Les vertus du vide

emilka

Ni placette, ni clocher, ni charmantes petites façades auxquelles les siècles ont donné un air bon et serein. Rien du pittoresque qui séduit d’ordinaire le contemplateur moyen. J’étais à Berlin, dans un quartier reculé. Je remontais une rue qui longeait une voie ferrée, séparée de cette dernière par un grillage. Le regard passait au travers du tressage des fils de fer et n’était arrêté que trois-cents mètres plus loin, par une rangée d’immeubles qui semblaient hausser vers le ciel leur masse énorme. Tout cet espace offert d’un seul coup à la vue donnait une impression de chute libre. Cela grisait et effrayait dans le même temps et l’on était reconnaissant aux immeubles de constituer un garde-fou, une surface verticale qui empêchait l’œil d’aller trop loin, de se perdre dans le vide. 

Il était très tôt le matin.
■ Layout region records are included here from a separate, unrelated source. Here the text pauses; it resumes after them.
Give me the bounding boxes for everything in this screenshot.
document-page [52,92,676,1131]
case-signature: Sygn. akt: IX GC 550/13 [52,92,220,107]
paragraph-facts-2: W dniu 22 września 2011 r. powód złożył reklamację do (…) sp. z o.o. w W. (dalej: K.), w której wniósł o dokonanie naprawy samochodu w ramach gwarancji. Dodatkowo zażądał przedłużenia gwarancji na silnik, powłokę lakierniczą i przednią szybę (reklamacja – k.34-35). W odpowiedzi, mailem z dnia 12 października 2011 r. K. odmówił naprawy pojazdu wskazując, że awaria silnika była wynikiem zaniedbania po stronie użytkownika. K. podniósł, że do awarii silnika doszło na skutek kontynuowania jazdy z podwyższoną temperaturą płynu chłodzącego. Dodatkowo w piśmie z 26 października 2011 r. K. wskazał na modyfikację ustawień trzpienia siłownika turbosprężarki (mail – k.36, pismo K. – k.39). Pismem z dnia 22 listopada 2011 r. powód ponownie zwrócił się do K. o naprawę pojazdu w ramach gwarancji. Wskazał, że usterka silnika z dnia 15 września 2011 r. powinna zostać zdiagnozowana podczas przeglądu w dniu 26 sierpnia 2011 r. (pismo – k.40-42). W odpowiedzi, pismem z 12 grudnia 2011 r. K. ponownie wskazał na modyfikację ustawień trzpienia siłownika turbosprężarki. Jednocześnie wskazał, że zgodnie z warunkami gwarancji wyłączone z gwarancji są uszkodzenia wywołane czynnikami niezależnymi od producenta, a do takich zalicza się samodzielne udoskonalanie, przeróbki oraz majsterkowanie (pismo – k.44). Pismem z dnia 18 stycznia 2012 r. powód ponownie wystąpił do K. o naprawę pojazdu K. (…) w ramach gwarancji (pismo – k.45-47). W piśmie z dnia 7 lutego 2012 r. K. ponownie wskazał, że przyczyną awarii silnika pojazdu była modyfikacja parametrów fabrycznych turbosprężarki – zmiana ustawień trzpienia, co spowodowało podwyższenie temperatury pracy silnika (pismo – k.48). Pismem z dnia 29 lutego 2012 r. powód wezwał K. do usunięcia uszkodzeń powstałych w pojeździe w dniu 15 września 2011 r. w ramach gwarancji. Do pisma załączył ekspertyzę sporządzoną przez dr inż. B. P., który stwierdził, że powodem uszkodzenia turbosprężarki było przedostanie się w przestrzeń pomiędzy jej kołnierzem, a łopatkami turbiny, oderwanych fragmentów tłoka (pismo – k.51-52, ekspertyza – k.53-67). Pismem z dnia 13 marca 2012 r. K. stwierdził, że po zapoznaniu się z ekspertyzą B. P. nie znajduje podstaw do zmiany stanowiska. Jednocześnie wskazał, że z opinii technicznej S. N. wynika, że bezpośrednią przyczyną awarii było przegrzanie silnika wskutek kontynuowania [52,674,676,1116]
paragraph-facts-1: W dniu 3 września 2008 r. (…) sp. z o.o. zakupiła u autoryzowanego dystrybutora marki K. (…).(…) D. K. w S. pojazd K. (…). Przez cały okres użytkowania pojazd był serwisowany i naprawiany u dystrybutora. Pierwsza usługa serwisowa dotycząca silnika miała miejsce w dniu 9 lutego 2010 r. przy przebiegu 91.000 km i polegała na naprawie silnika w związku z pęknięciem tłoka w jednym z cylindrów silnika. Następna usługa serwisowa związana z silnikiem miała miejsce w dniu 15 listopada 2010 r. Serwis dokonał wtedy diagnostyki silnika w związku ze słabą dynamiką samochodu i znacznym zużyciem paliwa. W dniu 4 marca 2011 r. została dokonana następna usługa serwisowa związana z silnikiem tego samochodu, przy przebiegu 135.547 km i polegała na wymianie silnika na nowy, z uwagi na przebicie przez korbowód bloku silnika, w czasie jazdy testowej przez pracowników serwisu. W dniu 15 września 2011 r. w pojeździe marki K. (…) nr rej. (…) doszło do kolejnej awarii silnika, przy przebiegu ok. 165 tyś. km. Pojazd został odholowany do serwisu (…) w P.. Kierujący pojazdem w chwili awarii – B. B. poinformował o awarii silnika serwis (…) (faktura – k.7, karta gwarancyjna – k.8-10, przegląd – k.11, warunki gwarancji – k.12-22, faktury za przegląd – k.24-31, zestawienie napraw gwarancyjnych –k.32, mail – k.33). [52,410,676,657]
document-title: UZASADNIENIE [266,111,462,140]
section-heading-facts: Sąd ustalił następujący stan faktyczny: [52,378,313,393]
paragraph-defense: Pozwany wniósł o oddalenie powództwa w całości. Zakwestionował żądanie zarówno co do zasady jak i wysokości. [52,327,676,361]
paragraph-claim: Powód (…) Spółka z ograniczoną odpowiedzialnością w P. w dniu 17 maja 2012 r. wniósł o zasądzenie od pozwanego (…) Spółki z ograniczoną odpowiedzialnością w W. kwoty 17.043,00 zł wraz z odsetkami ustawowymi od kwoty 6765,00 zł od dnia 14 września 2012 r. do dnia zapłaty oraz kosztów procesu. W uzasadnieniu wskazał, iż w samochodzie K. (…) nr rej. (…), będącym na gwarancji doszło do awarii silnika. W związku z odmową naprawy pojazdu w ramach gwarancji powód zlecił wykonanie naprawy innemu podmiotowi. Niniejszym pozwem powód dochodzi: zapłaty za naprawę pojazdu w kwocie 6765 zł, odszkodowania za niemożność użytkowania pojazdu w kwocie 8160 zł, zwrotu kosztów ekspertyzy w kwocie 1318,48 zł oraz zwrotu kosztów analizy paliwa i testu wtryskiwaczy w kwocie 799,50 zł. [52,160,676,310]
Je rentrais d’une sortie en boîte de nuit. J’y avais rencontré un jeune homme qui m’avait proposé de l’accompagner « quelque part » pour y manger « quelque chose ». Je m’étais décidée à le suivre. Sur le large trottoir, je l’avais laissé me dépasser et marcher en tête. Je tenais à rester derrière lui. Avancer côte à côte aurait signifié l’égalité, voire l’harmonie. Or il avait dix-neuf ans, moi trente. Une femme et un adolescent. Cette idée me dérangeait, j’y trouvais une certaine obscénité. Cependant j’étais ici en vacances. Et j’avais pensé qu’il était peut-être plus facile de franchir ce genre de barrière lorsqu’on était en vacances.

Après quelques temps, nous sommes arrivés devant une boulangerie. Mon jeune compagnon y est entré. Je suis restée à l’extérieur sans oser l’observer par la vitrine. Il est ressorti à reculons, sûrement afin de poursuivre le jeu absurde dont j’étais à l’origine. Ses bras étaient croisés sur sa poitrine, serrant contre son torse ce qui devait être le sachet contenant son achat. En anglais – c’est en anglais que nous communiquions. Il était allemand. – il m’a demandé de deviner dans laquelle de ses mains se trouvait le « petit déjeuner ». « Aucune des deux. Je ne veux pas manger. », ai-je répondu. J’aimais bien la sensation de ma faim. Elle reproduisait en moi ce vide étourdissant, presque dense, qui occupait l’atmosphère. De plus je voulais voir jusqu’où l’extravagance de cette situation pouvait aller.

Nullement troublé par mon attitude, il s’est retourné pour me faire face. Il a sorti un petit pain recouvert de graines de courge dans lequel il a mordu. Il faisait jour. Je pouvais à présent voir distinctement la physionomie de cet homme inachevé. Bien qu’il n’eût plus l’air d’un enfant, la finesse de ses traits le faisait ressembler à une fille. Une fille à la voix trop grave qui aurait eu aux joues une barbe souple et claire-semée. La douceur de son visage, encore tout enveloppé de la peau veloutée de l’enfance, jurait avec son allure assurée, le brasillement fugitif de la prédation dans son regard. Il m’intriguait, il me déroutait même, et cela empêchait un désir franc de s’éveiller en moi. J’éprouvais très certainement du désir, mais ce dernier se perdait dans les entrelacs de mes autres sentiments, parmi lesquels je distinguais de la crainte ainsi qu’un soupçon de dégoût.

Il en était presque à la fin du petit pain quand, avalant une dernière bouchée, il m’a tendu ce qui en restait. Il n’en avait mangé que le tour et les creux laissés par ses morsures avaient donné à l’objet une forme d’étoile. Je n’ai pas réagi, mais le culot de ce geste à la candeur factice m’a plu. Il a alors commencé à reculer, lentement, en me regardant dans les yeux, comme si j’allais me sauver à la moindre brusquerie. Après une dizaine de pas, il a posé le sachet sur le sol, l’a soigneusement lissé avec sa paume et y a placé son œuvre. On aurait dit un braconnier qui installait un collet. Il s’est ensuite relevé et est allé s’adosser contre un arbre.

La faim et la fatigue m’avaient ôté toute impression de pesanteur. J’étais délestée. Le mouvement le plus infime pouvait m’emporter. Dans les rues de Berlin circulent des courants intangibles. Des forces qui, dans l’immensité des artères urbaines, des terrains vagues, des espaces baignées de vide, ne rencontrent aucun obstacle. On ne sait pas si cette exaltation naît de notre propre sensation de liberté ou surgit ex nihilo, fruit d’un néant mystérieusement fertile. Toujours est-il qu’on s’y abandonne volontiers.

Je me suis approchée de l’appât, je l’ai ramassé et me suis assise sur le sachet, par terre. Il n’a pas tardé à me rejoindre.